Landscaper Hambrooks has provided apprenticeships for 17 young people to begin a career in landscaping and horticulture this year in partnership with Apprentices for Business and linked to Sparsholt College.
The company's managing director, Norman Hambrook, said investing in apprenticeships is vital to developing expertise in the industry and helping businesses grow organically. "When you take on apprentices, you know they are people who are really interested in the industry - not just somebody looking for a job," he added.
"Youngsters, with their modern outlook, will also help to move the business on and keep it fresh with their new ideas." Hambrook claimed that there is still a shortfall of experienced landscapers due to the previous decline in apprenticeships.
Nicki Gamblin and Chris Sharples have both been apprentices at Hambrooks for six months.
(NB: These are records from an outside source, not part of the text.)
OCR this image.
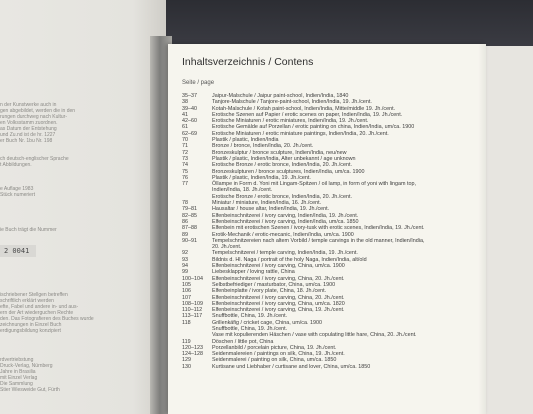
n der Kunstwerke auch in
gen abgebildet, werden die in den
rungen durchweg nach Kultur-
en Volksstamm zuordnen.
as Datum der Entstehung
und Zu.nd ist de hr. 1227
er Buch Nr. 1bu Nr. 198
ch deutsch-englischer Sprache
t Abbildungen.
e Auflage 1983
Stück numeriert
ie Buch trägt die Nummer
ischriebener Stellgen betreffen
schriftlich erklärt werden
efte, Fabel und andere in- und aus-
ern der Art wiederguchen Rechte
den. Das Fotografieren des Buches wurde
zeichnungen in Einzel Buch
erdigungsbildung konzipiert
rdvertriebstung
Druck-Verlag, Nürnberg
Jahre in Brasilia
mit Einzel Verlag
Die Sammlung
Stier Wiesweide Gut, Fürth
2 0041
Inhaltsverzeichnis / Contens
Seite / page
35–37	Jaipur-Malschule / Jaipur paint-school, Indien/India, 1840
38	Tanjore-Malschule / Tanjore-paint-school, Indien/India, 19. Jh./cent.
39–40	Kotah-Malschule / Kotah paint-school, Indien/India, Mitte/middle 19. Jh./cent.
41	Erotische Szenen auf Papier / erotic scenes on paper, Indien/India, 19. Jh./cent.
42–60	Erotische Miniaturen / erotic miniatures, Indien/India, 19. Jh./cent.
61	Erotische Gemälde auf Porzellan / erotic painting on china, Indien/India, um/ca. 1900
62–69	Erotische Miniaturen / erotic miniature paintings, Indien/India, 20. Jh./cent.
70	Plastik / plastic, Indien/India
71	Bronze / bronce, Indien/India, 20. Jh./cent.
72	Bronzeskulptur / bronce sculpture, Indien/India, neu/new
73	Plastik / plastic, Indien/India, Alter unbekannt / age unknown
74	Erotische Bronze / erotic bronce, Indien/India, 20. Jh./cent.
75	Bronzeskulpturen / bronce sculptures, Indien/India, um/ca. 1900
76	Plastik / plastic, Indien/India, 19. Jh./cent.
77	Öllampe in Form d. Yoni mit Lingam-Spitzen / oil lamp, in form of yoni with lingam top,
Indien/India, 18. Jh./cent.
Erotische Bronze / erotic bronce, Indien/India, 20. Jh./cent.
78	Miniatur / miniature, Indien/India, 16. Jh./cent.
79–81	Hausaltar / house altar, Indien/India, 19. Jh./cent.
82–85	Elfenbeinschnitzerei / ivory carving, Indien/India, 19. Jh./cent.
86	Elfenbeinschnitzerei / ivory carving, Indien/India, um/ca. 1850
87–88	Elfenbein mit erotischen Szenen / ivory-tusk with erotic scenes, Indien/India, 19. Jh./cent.
89	Erotik-Mechanik / erotic-mecanic, Indien/India, um/ca. 1900
90–91	Tempelschnitzereien nach altem Vorbild / temple carvings in the old manner, Indien/India,
20. Jh./cent.
92	Tempelschnitzerei / temple carving, Indien/India, 19. Jh./cent.
93	Bildnis d. Hl. Naga / portrait of the holy Naga, Indien/India, alt/old
94	Elfenbeinschnitzerei / ivory carving, China, um/ca. 1900
99	Liebesklapper / loving rattle, China
100–104	Elfenbeinschnitzerei / ivory carving, China, 20. Jh./cent.
105	Selbstbefriediger / masturbator, China, um/ca. 1900
106	Elfenbeinplatte / ivory plate, China, 18. Jh./cent.
107	Elfenbeinschnitzerei / ivory carving, China, 20. Jh./cent.
108–109	Elfenbeinschnitzerei / ivory carving, China, um/ca. 1820
110–112	Elfenbeinschnitzerei / ivory carving, China, 19. Jh./cent.
113–117	Snuffbottle, China, 19. Jh./cent.
118	Grillenkäfig / cricket cage, China, um/ca. 1900
Snuffbottle, China, 19. Jh./cent.
Vase mit kopulierenden Häschen / vase with copulating little hare, China, 20. Jh./cent.
119	Döschen / little pot, China
120–123	Porzellanbild / porcelain picture, China, 19. Jh./cent.
124–128	Seidenmalereien / paintings on silk, China, 19. Jh./cent.
129	Seidenmalerei / painting on silk, China, um/ca. 1850
130	Kurtisane und Liebhaber / curtisane and lover, China, um/ca. 1850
Sharples said: "Having hands-on experience makes all the difference, especially when you are taught by experienced people. Being allowed to get on and do things gives you confidence. Being paid to learn is also a big bonus."
Gamblin, who attends Sparsholt College as apart of her apprenticeship, added: "There is lots more technical jargon than I expected, but it isn't boring because you are learning by doing."
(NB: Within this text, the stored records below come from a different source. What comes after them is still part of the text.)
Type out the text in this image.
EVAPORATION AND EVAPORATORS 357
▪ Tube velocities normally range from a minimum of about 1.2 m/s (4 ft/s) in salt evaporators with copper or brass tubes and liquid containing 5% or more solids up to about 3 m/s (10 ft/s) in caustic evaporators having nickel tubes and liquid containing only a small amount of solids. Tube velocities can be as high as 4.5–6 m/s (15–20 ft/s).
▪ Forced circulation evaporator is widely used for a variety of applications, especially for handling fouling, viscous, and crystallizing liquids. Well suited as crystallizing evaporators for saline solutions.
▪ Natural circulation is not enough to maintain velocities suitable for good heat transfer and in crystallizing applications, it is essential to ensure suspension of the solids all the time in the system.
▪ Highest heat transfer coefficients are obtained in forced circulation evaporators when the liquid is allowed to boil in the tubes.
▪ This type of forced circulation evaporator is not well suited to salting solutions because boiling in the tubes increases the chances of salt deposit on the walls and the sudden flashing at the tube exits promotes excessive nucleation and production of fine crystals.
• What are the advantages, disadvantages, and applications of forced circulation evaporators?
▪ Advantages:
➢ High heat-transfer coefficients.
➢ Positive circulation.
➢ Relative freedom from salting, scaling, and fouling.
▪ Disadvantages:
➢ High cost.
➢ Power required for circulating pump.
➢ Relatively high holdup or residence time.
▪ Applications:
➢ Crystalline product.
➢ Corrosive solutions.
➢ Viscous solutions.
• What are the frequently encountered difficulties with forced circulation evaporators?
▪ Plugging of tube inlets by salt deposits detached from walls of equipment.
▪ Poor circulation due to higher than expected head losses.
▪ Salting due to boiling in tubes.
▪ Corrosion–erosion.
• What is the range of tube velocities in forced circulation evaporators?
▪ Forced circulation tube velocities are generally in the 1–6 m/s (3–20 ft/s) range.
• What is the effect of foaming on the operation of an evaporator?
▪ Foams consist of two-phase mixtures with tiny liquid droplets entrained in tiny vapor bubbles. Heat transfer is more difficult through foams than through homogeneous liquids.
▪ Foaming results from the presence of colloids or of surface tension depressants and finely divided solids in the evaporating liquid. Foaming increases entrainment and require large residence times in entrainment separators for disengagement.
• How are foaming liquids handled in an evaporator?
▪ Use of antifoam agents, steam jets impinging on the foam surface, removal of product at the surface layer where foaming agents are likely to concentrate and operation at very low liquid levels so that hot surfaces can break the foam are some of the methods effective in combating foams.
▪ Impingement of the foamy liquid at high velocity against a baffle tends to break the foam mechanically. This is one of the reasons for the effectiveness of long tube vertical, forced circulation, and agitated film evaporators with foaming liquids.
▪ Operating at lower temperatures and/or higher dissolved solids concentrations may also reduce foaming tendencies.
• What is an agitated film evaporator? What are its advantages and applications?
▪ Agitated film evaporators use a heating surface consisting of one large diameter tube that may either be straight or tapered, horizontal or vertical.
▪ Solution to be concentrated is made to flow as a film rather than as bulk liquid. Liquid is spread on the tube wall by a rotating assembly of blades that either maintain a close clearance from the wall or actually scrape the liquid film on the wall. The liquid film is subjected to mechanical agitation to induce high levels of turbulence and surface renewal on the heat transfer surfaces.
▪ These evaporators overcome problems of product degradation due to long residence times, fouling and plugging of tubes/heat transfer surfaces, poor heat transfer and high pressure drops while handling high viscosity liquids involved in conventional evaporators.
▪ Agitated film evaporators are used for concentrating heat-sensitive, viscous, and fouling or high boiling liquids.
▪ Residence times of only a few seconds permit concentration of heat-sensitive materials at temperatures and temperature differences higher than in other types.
Hambrook said there is a need for the UK to nurture greater respect for industries in which workers use their hands and to take these manual skills as seriously as those earned through academic learning within universities.
Green skills gap
The Government is set to release the Richard Independent Review of Apprenticeships, examining how apprenticeships can benefit not only the individual but also the businesses that provide them and the wider economy.
The Government has also increased spending on the UK apprenticeship programme by £200,000 to £1.4bn in a bid to tackle youth unemployment and the manual skills shortage.